SEVEN-year-old Jack Johnson might only be around 4ft but he’ll be walking 10ft tall tonight.
He will enter the gladiator’s arena at Twickenham to walk out alongside the England team ahead of their World Cup clash with the mighty Australia – and there’ll be no one prouder than the man stood at his side, sharing the load.
Jack was lucky enough to be invited by tournament sponsors Emirates to be a flagbearer when the two rugby giants clash on Saturday. He will be kitted out in full England gear to lead out the England squad on whose shoulders the hopes of a nation rest. But for his dad Andy, able to walk out alongside his eldest son to help carry out the heavyweight task, World Cup glory will only ever come second to his real dream.
Jack is no ordinary excited young rugby fan. At the age of three he was diagnosed with Duchenne Muscular Dystrophy, a horrific muscle-wasting disease for which there is currently no cure – but there is hope.
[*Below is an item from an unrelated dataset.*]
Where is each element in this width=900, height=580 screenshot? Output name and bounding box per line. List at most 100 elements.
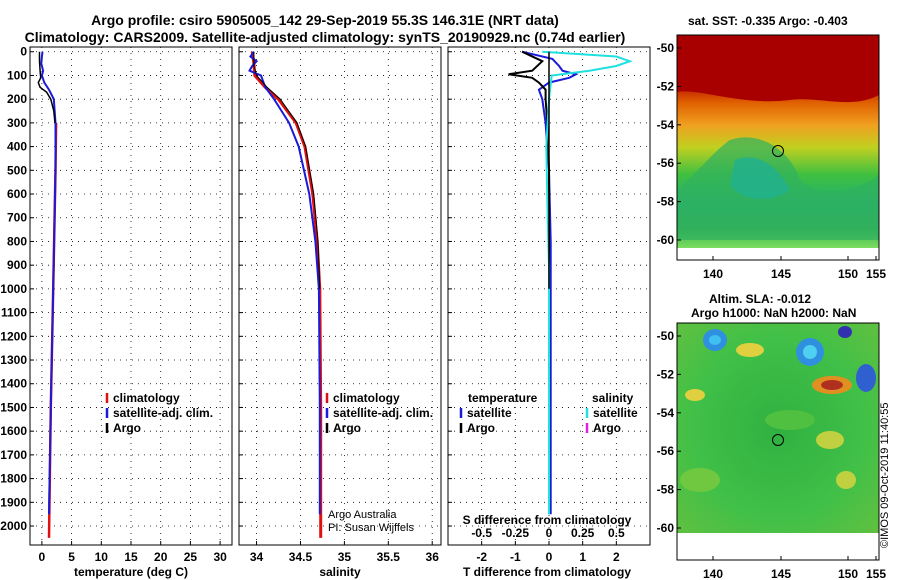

Andy, alongside his wife Alex, founded the Joining Jack charity in their beloved son’s name three years ago in a desperate battle to raise funds and awareness of the disease. The charity has so far raised more than £1m to fund promising research projects which give Jack and the 300,000 boys currently battling DMD worldwide, a lifeline.
And, as the former star of his hometown rugby league club Wigan, and much like the England team on Saturday night, Andy has an army of supporters behind him to fly the flag for his brave son.
His former team mate is England coach Andy Farrell whose son Owen is famous for signalling the JJ salute during his international and club performances for Saracens while the Joining Jack Legends team which Andy set up to take part in the Dubai Emirates Sevens – hence the connection – features World Cup winner turned TV pundit Jason Robinson along with a host of former legends of both codes.
Their continued allegiance, alongside the hundreds and thousands of fundraisers who have supported the charity over the past three years, might just see the cheers for Jack’s arrival on the pitch outweigh the 80,000-strong crowd – especially with mum Alex and younger brother James, leading the cheers from the sidelines.
So is Jack looking forward to the game and has he got a prediction? Alex says he’s just hoping he doesn’t let the team down – especially if the queen is watching.